I wish that answer could be no, but I am not sure...

JustJoe25
11-07-15, 19:27
Hello Hypo84, I also have health anxiety that I think came from both my mom and grandma as my mom to this day is very anxious and my grandma always was too. My mom is a breast cancer survivor of 17 years she was diagnosed at age 34 and now is 51. the cancer did spread to her lymph nodes where she had surgery. Hang in there I'm sure your mom will pull through this!

Hypo84
11-07-15, 19:45
I just saw an article today that if you have at least two family members with breast cancer in my case my mom and her aunt it's a risk factor for pancreatic cancer which drove me into a panic.

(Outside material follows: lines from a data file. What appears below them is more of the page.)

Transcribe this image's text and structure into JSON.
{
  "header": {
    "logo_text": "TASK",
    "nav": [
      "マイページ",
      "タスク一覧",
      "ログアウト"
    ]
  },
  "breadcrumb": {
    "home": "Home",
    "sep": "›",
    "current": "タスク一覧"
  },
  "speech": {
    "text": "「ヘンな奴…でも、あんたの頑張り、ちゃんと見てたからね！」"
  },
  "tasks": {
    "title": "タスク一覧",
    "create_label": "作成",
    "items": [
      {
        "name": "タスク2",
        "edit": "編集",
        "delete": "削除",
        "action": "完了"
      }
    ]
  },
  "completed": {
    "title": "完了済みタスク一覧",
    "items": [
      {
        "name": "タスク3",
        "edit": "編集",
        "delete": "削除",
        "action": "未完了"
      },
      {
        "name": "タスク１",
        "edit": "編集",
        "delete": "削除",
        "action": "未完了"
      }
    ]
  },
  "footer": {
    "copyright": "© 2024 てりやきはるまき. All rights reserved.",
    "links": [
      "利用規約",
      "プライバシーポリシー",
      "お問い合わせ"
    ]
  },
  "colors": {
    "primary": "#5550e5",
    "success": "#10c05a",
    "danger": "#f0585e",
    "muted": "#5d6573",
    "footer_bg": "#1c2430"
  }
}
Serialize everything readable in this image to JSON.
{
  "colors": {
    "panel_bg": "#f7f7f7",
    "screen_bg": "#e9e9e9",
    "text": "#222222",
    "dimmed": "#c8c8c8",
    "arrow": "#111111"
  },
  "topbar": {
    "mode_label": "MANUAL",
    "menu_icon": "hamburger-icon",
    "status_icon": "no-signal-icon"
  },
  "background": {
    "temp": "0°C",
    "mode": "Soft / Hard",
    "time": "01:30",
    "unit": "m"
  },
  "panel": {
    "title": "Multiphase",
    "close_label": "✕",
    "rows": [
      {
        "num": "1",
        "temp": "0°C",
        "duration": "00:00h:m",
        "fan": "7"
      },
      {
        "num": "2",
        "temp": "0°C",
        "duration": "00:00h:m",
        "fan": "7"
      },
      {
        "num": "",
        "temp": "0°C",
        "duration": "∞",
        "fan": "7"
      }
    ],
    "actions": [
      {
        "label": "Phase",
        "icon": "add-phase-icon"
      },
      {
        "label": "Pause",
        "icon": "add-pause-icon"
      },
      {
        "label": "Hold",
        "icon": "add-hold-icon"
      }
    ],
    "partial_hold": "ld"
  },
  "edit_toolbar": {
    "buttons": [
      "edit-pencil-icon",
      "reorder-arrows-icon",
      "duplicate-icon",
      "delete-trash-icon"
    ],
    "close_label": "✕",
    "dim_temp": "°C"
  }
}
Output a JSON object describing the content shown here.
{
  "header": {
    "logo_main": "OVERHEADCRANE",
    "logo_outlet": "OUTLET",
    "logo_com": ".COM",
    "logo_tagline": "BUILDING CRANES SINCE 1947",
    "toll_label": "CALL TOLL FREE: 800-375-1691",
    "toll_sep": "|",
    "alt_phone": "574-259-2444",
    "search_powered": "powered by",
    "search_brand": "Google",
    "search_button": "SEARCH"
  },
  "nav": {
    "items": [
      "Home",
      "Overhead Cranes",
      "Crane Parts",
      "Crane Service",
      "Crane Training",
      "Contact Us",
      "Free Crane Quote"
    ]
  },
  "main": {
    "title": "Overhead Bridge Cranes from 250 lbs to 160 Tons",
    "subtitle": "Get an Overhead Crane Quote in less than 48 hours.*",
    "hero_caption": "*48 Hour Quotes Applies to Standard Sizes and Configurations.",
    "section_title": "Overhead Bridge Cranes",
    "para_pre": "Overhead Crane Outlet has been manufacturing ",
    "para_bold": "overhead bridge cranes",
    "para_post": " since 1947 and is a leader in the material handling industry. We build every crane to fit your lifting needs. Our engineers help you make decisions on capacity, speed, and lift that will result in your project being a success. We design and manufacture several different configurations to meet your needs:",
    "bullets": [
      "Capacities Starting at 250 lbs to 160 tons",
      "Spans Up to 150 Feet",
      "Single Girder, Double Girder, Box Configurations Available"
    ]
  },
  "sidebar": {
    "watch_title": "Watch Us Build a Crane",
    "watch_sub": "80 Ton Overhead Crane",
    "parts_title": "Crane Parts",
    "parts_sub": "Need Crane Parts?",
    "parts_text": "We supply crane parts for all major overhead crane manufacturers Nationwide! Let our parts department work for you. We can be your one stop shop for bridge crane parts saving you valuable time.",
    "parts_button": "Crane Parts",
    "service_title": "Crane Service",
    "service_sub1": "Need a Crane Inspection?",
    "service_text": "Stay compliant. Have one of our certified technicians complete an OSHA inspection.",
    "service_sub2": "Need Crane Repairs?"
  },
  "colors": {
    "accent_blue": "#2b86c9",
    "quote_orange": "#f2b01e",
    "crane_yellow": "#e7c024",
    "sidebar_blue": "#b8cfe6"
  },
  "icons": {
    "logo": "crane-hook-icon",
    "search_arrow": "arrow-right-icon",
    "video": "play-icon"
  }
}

You just didn't have to share that information...

JustJoe25
11-07-15, 19:53
You are right I've since deleted that part of the post. Sorry about that I wrote it out of my own worry and you are right it was wrong of me to share it.

rsanchez
12-07-15, 21:44
She can get a second/third/etc opinion.

Hypo84
12-07-15, 21:50
I guess no one got the point of my post...I mentioned my mother illness just to show how irrational her thinking is and how I probably learned to think like that when I was young and she didn't manage to overcome her hypochondria so will I be able to? Not sure...

ker92ri
12-07-15, 22:20
Hypochondria is a learned behaviour and its hard to 'unlearn'. Like riding a bike, you never forget. I know how hard my condition is on my family but to have to deal with it yourself and to support someone else, must be really difficult.